Starting from a finished file
Syndesus wasn’t a project that started with a blank page — it started with a finished one. Their team had already brought on a freelance designer and a marketing consultant to work out the brand, the messaging, and a complete Figma file before we ever got involved. The designer’s role stopped there; they don’t build websites, so Syndesus needed someone to take that file and turn it into a real, working site. Since we’d already been maintaining their previous site and had built the version before this one, we were a natural fit to carry it across the finish line.
Building someone else’s vision
Working from someone else’s design is a different kind of project, and honestly, a fun one. The Figma handoff was well done, which meant we could focus entirely on the build rather than any design decisions — every animated headline, every interactive panel, every layout choice was already decided, and our job was to make it real.
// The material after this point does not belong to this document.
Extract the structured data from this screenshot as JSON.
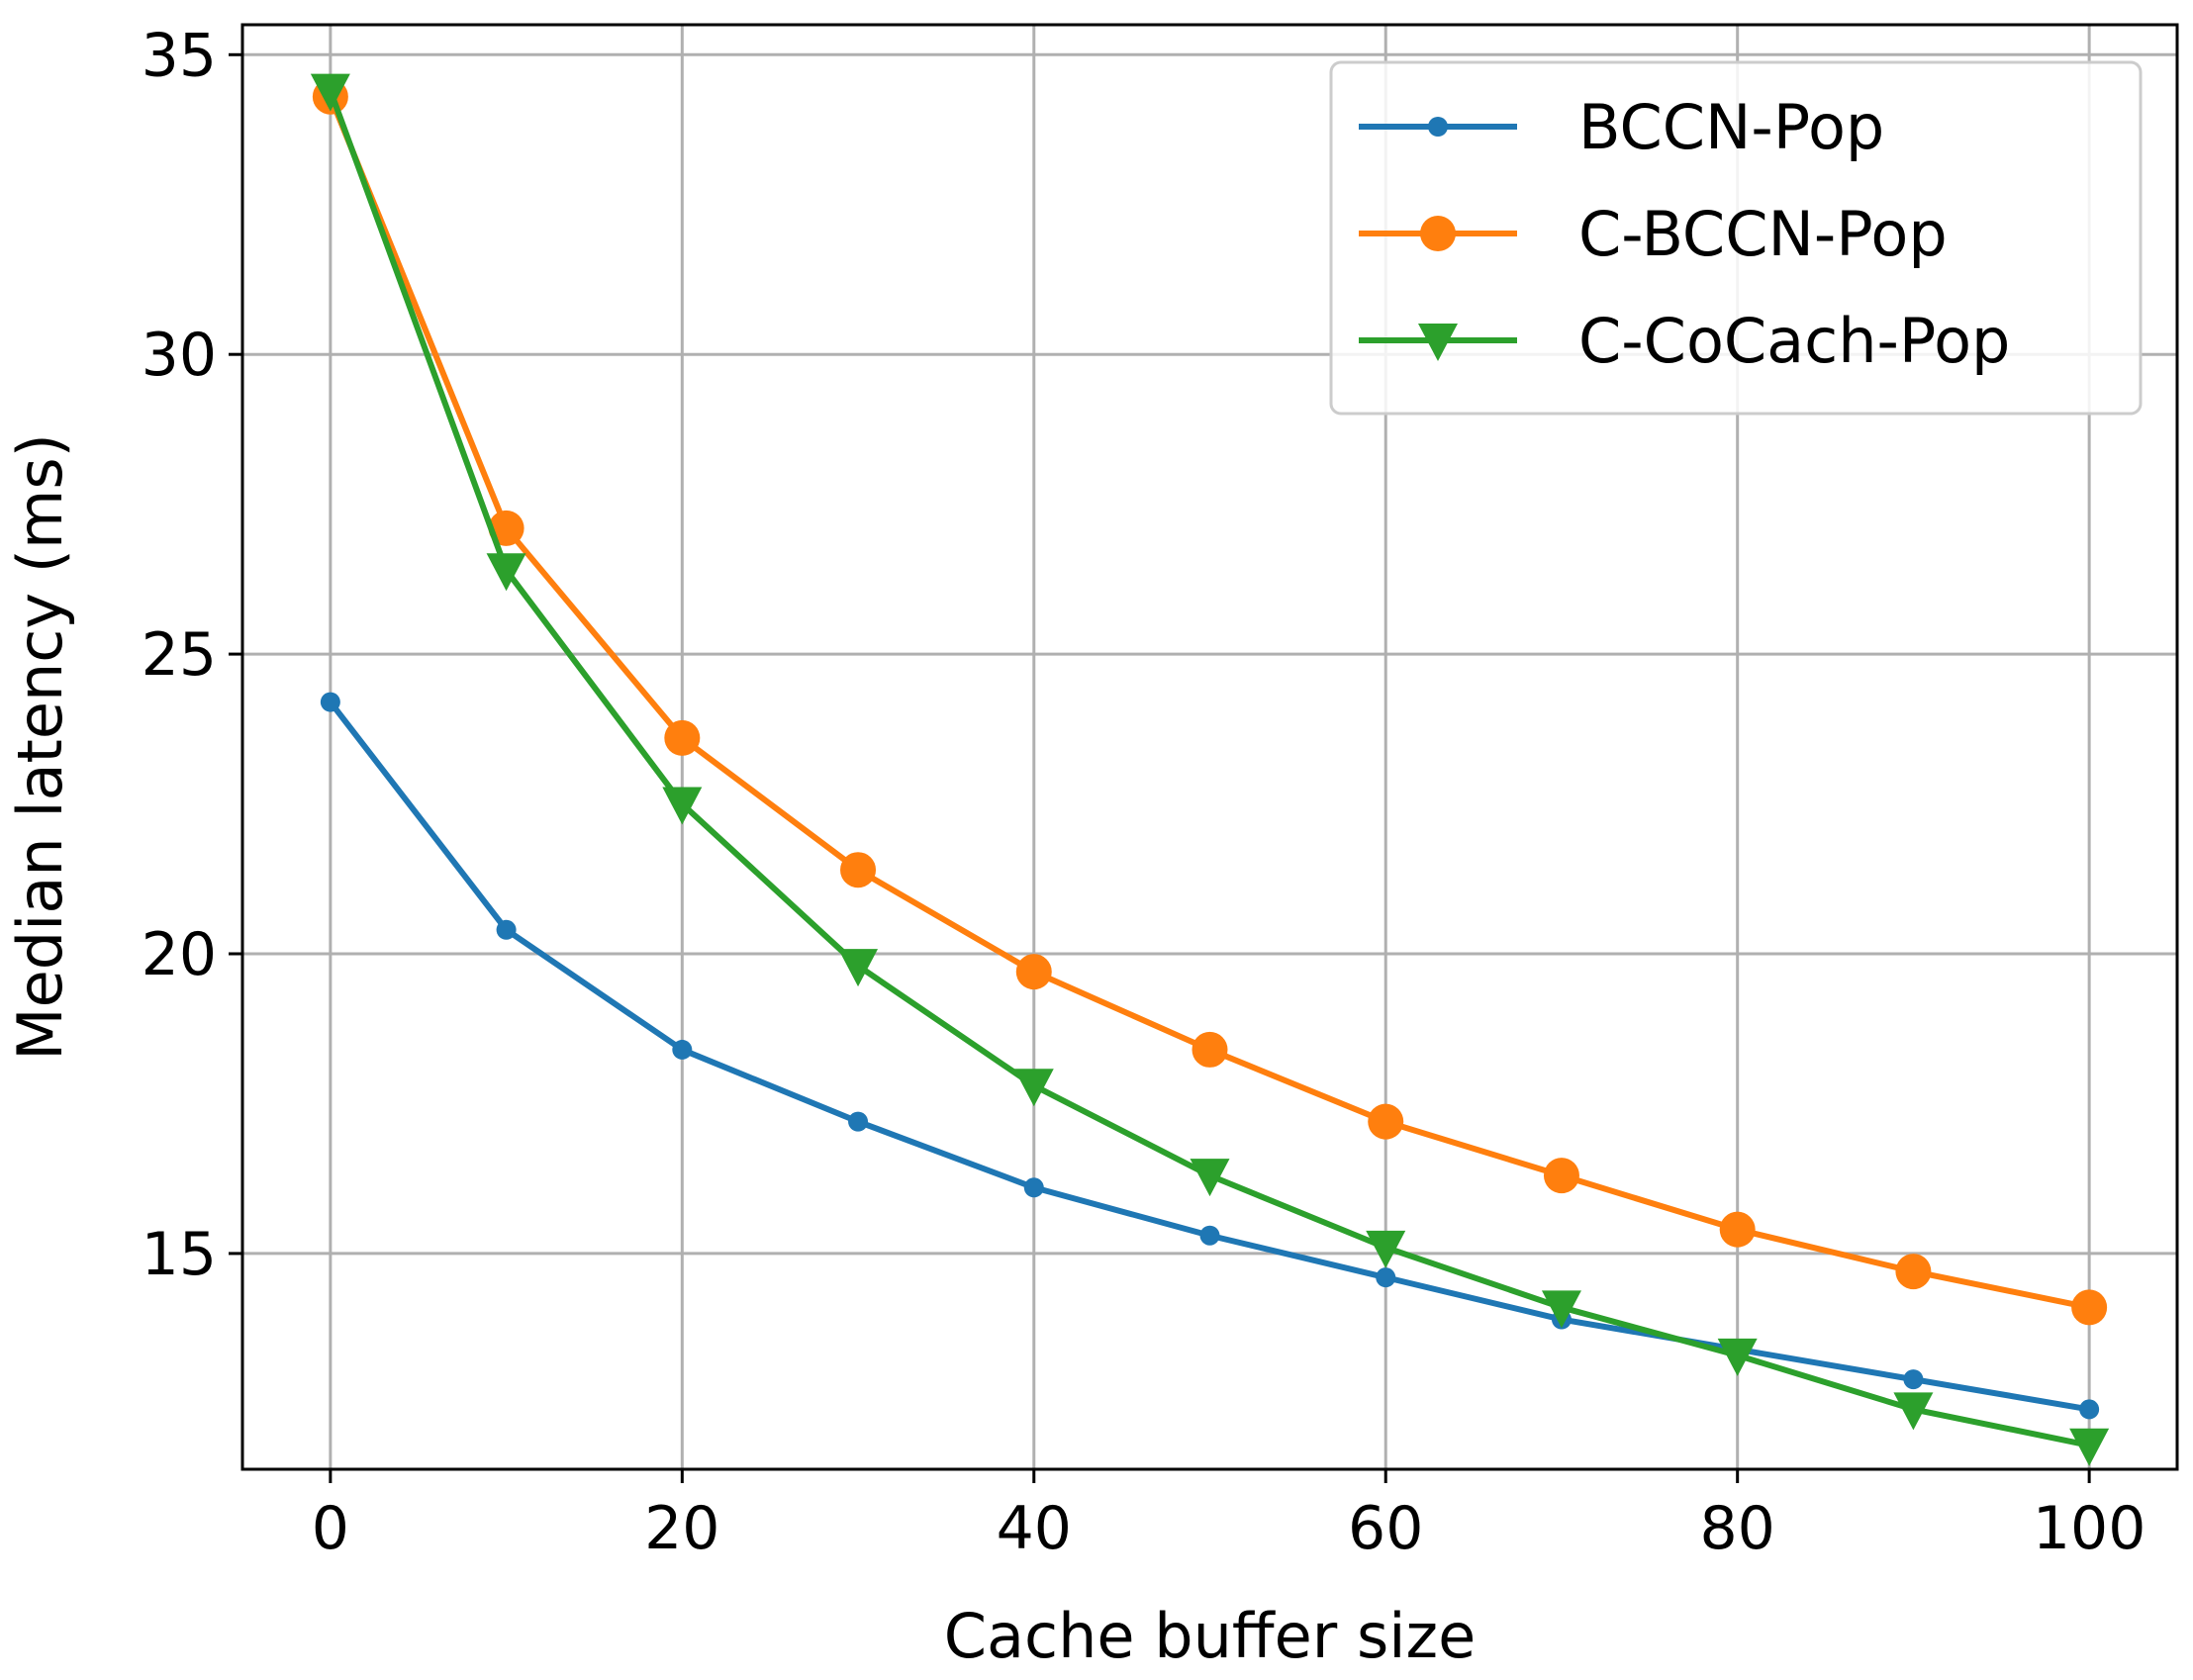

That included a genuinely custom-coded site rather than something built entirely from off-the-shelf Elementor components; matching the designer’s intent meant writing a lot of custom code to get the functionality and feel right. The design was pixel-perfect on desktop, but tablet and mobile breakpoints weren’t part of the file, so we had latitude to make our own calls there and build out a responsive experience that stayed true to the desktop design’s spirit.
Filling in the gaps
Not every part of the site was fully specified, either. The blog and case study sections in particular hadn’t been fully thought through for UI and UX in the original design, so we made judgment calls on how those should behave and flow — the kind of decisions that come up naturally when a design file, however thorough, still has to become a living website. The trickiest piece of custom development on the whole project was the interactive slider on the Solutions page, where selecting a service updates the surrounding content and visuals in sync — simple to look at, considerably more involved to wire up correctly behind the scenes.
Where we plugged in
We handled the full CMS setup, the blog, and the form and CRM integrations ourselves. The one piece that lives outside the WordPress build is the job listings on the Current Opportunities page, which runs through an embedded iframe rather than being built natively into the site. Throughout the project, we worked primarily with the Syndesus team on reviews and approvals, looping in the original designer and marketing consultant only when a specific question came up about intent.
Plugging in wherever we’re needed
Projects like this are a good reminder that we don’t have to own a project end-to-end to do good work on it. Syndesus already had a designer and a strategist they trusted — what they needed was someone who could plug in at the development stage and execute cleanly. That’s a role we’re just as comfortable in as we are designing and building a site from scratch: sometimes the best way to help is to pick up exactly where someone else left off, and get it done right.